Azure-Samples / Azure-MachineLearning-DataScience

Creative Commons Attribution 4.0 International
409 stars 369 forks source link

H2O performance comparison has major flaws #42

Closed ledell closed 6 years ago

ledell commented 7 years ago

Hi, I saw some of the benchmarks blogged about here from a recent Strata presentation slidedeck.

There are major flaws in your benchmarking of H2O:

The point of using H2O's Sparkling Water (and rsparkling if you are using R) is to interact with data already in the Spark cluster. When you have data on disk, then you should be using the h2o.importFile() function (to do a parallel read from disk into the H2O cluster) and the h2o package for modeling. There is no need to use rsparkling at all.

Loading to disk into Spark, then from Spark into H2O is an unnecessary task and doing so misrepresents the computational efficiency of H2O as compared to the other tools in this benchmark. In the interest of honest & accurate benchmarking practices, it would be great if you could revise the benchmark to reflect this. If you have any questions on how to do this, please let me know.

All you need to do is load the data from disk using h2o.importFile() and then execute these rows of the benchmark.

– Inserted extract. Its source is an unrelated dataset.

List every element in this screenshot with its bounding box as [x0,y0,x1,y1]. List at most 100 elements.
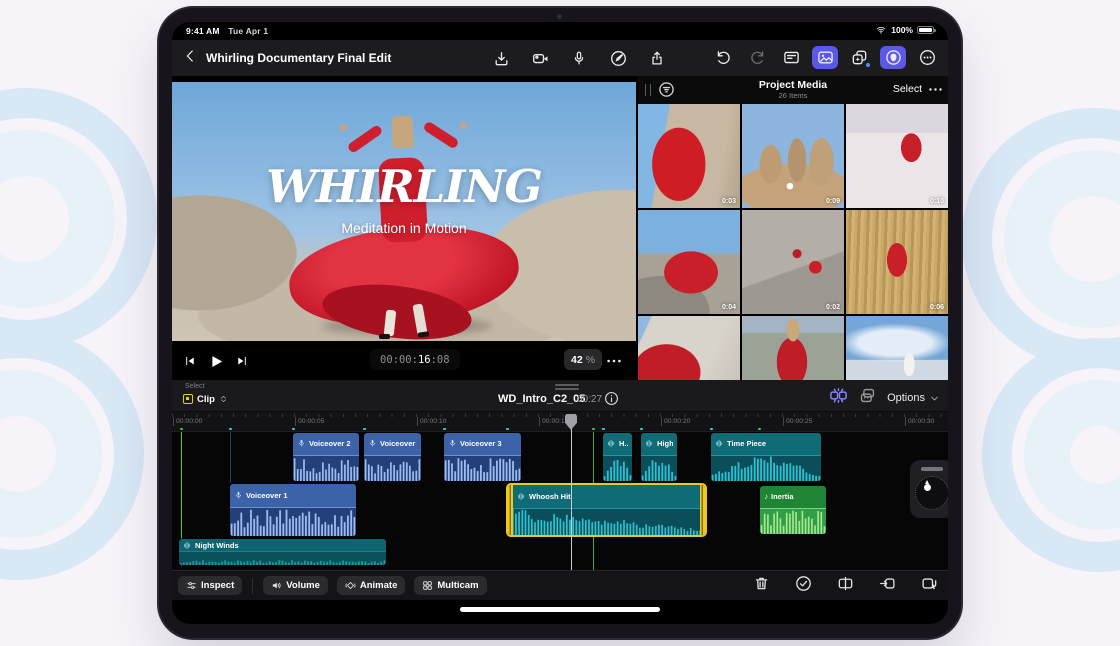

You can also compute performance directly in H2O using h2o.performace() rather than generating predicted values using h2o.predict(), however there is nothing wrong with generating the predictions and calculating performance metrics manually, it's just faster if you use H2O's h2o.performance() function. To most efficiently write the predictions back to disk, you should be using the h2o.exportFile() function.

mezmicrosoft commented 7 years ago

Thanks for the feedback. We have updated the presentation deck (slide #61) to acknowledge that loading data using h2o.importFile() from the h2o package is likely a more efficient that the approach provided in the slide for h2o.